ASX Scraps Corporate Governance Council

Company News

by Finance News Network


The Australian Securities Exchange (ASX) will disband its corporate governance council after a failed attempt to overhaul reporting rules earlier this year. The move follows an independent review that concluded the council’s structure was cumbersome and unable to reach consensus among its 19 members. The ASX will now assume primary responsibility for establishing guidelines on critical governance issues.

The current council, which includes representatives from business, investor, and superannuation groups, has been criticised for being dysfunctional. One major point of contention was a proposal to expand diversity reporting requirements for boards, including characteristics beyond gender. The Australian Institute of Company Directors (AICD) has supported the ASX’s decision, stating that the existing structure needed significant reform. The AICD believes this provides an opportunity for relevant parties to develop balanced governance principles.

In place of the council, the ASX will establish a secretariat overseen by a smaller advisory group of six to ten members.

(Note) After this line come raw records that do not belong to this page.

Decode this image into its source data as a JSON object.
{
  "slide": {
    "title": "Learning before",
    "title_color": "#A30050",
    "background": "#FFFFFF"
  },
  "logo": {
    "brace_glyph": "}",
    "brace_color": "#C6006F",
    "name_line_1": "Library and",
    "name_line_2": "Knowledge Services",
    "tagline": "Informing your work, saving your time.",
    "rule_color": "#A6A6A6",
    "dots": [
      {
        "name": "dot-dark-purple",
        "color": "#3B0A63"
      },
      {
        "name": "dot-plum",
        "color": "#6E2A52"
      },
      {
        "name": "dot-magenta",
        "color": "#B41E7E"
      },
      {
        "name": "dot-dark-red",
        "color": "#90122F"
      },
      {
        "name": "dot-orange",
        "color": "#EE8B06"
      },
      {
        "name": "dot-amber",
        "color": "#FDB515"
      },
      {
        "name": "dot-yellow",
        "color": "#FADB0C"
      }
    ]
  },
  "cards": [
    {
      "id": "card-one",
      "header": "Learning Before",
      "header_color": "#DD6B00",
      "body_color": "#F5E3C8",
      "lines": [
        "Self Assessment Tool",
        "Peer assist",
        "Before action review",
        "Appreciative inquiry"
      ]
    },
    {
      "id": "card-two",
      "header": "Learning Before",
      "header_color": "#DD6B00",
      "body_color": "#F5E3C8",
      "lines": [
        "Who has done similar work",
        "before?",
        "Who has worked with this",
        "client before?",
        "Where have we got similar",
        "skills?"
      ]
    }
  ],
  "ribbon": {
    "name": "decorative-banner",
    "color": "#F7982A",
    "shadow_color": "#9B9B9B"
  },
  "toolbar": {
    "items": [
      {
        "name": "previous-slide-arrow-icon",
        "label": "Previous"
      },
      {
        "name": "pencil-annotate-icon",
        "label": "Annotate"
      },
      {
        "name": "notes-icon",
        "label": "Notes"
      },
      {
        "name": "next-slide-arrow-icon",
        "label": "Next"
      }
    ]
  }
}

This group will hold regular meetings to address emerging governance issues and conduct formal reviews every four years, a change from the current ad hoc approach. The advisory group will consist of experts in governance and investment, such as superannuation fund chairs, experienced directors, and investment managers.

ASX CEO Helen Lofthouse thanked the individuals who contributed their time and expertise to the corporate governance council over the past two decades. The Business Council of Australia has also welcomed the report and plans to consult its members on ways to improve corporate governance practices. The Australian Securities Exchange provides listing, trading, clearing, settlement and technology services to financial markets, as well as data, analytics, and post-trade services. It facilitates capital raising, investment and risk management.